Wobei natürlich der größte Witz ist, dass sich sogar ein Lied von ZIGANIMO mit dem Namen „Shpil she mir a Lidele in Jiddish“ darauf befindet.
Wenn das der LUTHER wüsste!
Der PROFOLK-Sampler jedenfalls ist aus Anlass des 30jährigen Bestehens dieses Projekts veröffentlicht und enthält 16 Titel von 12 Bands. Dabei lernen wir unterschiedliche regionale Musik-Kulturen kennen, die von richtig spannend (HÜSCH!) bis extrem nervend (STEFAN STRAUBINGER) reichen. Auch zwischen Anspruch und Albernheit bewegt sich die Musik. So gesehen ist für jeden etwas dabei, aber garantiert wird auch jeder etwas auf diesem Sampler nicht mögen. Wohl gerade aus diesem Grunde stellen die Sampler-“Macher“ auch eindeutig fest: „Die CD stellt das Lied in den Mittelpunkt des Hörbaren. Anders als die traditionellen Tanzmusiken war das Lied das eigentliche Medium des Folk in Deutschland seit den 1970er Jahren. Mit dem Lied kann man Geschichten erzählen, politische Meinungen ausdrücken, zum Handeln aufrufen, Gemeinschaft zelebrieren. Genau das will Folkmusik.“
Jau, nur der gute Luther wollte das so eigentlich nicht und wenn man jemandem auf‘s Maul schaut, dann bitte dem Richtigen.
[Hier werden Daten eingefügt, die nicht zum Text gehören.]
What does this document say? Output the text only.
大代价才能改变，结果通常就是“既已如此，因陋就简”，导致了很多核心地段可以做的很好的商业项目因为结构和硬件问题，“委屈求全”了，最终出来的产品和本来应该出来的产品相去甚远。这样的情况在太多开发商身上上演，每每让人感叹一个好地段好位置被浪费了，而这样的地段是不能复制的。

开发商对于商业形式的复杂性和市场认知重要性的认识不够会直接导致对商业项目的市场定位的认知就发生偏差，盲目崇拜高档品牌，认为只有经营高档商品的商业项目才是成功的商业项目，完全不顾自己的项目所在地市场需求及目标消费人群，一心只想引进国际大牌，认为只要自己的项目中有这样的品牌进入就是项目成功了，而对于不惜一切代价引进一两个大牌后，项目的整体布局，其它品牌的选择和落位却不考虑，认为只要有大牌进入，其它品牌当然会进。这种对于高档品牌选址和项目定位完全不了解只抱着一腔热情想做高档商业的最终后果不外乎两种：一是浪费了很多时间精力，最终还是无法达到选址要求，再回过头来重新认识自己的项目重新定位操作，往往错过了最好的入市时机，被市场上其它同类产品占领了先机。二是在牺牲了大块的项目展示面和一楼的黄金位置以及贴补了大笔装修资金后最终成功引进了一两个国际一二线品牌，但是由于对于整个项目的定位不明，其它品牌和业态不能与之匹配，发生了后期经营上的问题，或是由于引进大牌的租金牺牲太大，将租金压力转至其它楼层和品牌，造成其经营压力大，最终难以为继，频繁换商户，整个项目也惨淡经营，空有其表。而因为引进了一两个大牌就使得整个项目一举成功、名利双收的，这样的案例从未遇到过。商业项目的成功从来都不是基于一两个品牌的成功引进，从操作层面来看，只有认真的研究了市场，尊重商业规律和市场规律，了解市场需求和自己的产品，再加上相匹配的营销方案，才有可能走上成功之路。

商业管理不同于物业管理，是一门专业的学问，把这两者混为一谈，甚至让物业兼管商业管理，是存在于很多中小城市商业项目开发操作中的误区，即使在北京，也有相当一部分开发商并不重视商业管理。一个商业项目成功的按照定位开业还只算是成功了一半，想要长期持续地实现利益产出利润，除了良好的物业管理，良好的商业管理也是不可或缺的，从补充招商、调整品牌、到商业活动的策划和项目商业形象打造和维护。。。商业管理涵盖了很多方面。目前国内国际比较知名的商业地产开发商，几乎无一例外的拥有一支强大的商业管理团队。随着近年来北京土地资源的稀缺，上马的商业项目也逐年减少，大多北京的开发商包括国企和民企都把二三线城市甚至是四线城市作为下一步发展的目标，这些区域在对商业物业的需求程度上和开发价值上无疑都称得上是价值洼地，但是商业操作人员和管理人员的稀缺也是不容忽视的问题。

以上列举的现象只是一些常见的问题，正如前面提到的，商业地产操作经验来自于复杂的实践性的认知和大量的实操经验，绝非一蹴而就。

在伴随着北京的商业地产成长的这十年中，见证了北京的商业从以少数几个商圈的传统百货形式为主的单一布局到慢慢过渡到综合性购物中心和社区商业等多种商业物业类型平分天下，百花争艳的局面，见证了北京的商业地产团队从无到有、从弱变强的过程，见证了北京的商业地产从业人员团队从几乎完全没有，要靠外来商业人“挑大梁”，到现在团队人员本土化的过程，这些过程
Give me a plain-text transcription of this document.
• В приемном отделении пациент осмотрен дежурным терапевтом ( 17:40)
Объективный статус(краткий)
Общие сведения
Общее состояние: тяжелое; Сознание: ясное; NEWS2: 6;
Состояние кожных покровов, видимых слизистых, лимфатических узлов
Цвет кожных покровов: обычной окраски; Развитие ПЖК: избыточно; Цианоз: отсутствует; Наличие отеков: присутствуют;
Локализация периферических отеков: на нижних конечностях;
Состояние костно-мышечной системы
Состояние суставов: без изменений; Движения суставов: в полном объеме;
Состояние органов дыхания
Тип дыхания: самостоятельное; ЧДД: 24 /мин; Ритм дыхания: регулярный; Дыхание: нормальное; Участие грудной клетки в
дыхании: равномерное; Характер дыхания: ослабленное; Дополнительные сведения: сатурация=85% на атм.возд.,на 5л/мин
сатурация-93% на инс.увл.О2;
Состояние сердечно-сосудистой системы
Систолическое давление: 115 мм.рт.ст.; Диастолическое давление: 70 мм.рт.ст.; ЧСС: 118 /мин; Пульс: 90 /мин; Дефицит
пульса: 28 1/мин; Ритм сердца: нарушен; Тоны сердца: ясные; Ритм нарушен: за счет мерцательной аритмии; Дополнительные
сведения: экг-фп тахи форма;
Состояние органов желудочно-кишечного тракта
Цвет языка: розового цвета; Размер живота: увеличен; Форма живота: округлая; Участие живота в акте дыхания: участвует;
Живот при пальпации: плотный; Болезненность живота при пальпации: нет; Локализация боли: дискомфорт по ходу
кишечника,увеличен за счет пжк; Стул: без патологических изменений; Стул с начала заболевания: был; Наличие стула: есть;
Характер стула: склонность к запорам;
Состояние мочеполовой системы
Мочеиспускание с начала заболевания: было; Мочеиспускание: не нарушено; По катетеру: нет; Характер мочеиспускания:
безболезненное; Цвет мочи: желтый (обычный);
Die Musik des Samplers allerdings ist über jeden Verdacht erhaben. Auch dass die Friesen nicht nur für (Ost-)Friesenwitze herhalten müssen, sondern im nördlichen Teil als KALÜÜN sogar den „Preis der deutschen Schallplattenkritik“ einheimsten, ist bemerkenswert, denn ihre Musik, die auf dem Sampler gleich mit zwei Songs vertreten ist, wird nicht nur in friesischer Sprache, sondern auch breit instrumentiert mit Gitarre, Violine, Mandoline, Bouzouki und Cello vorgetragen.
Allerdings frage ich mich ganz traurig, warum das so einzigartige Sächsisch nicht auf diesem Sampler vertreten ist.
Hat das was mit Pegida zu tun?
Obwohl, zu Luther würd‘s eigentlich passen!
Do bleebt ‘m ollen Sochsen im Jrunde om Önde nur een FOZIT übr‘sch:
Entdeckungen gibt es garantiert jede Menge auf diesem Sampler.
Einzige Voraussetzung, man wagt auch einen Blick über den hart rockenden oder weich poppenden Tellerrand und widmet den vertretenen Musikern lieber Ohr und Hirn, anstatt ihnen nur aufs Maul zu schauen.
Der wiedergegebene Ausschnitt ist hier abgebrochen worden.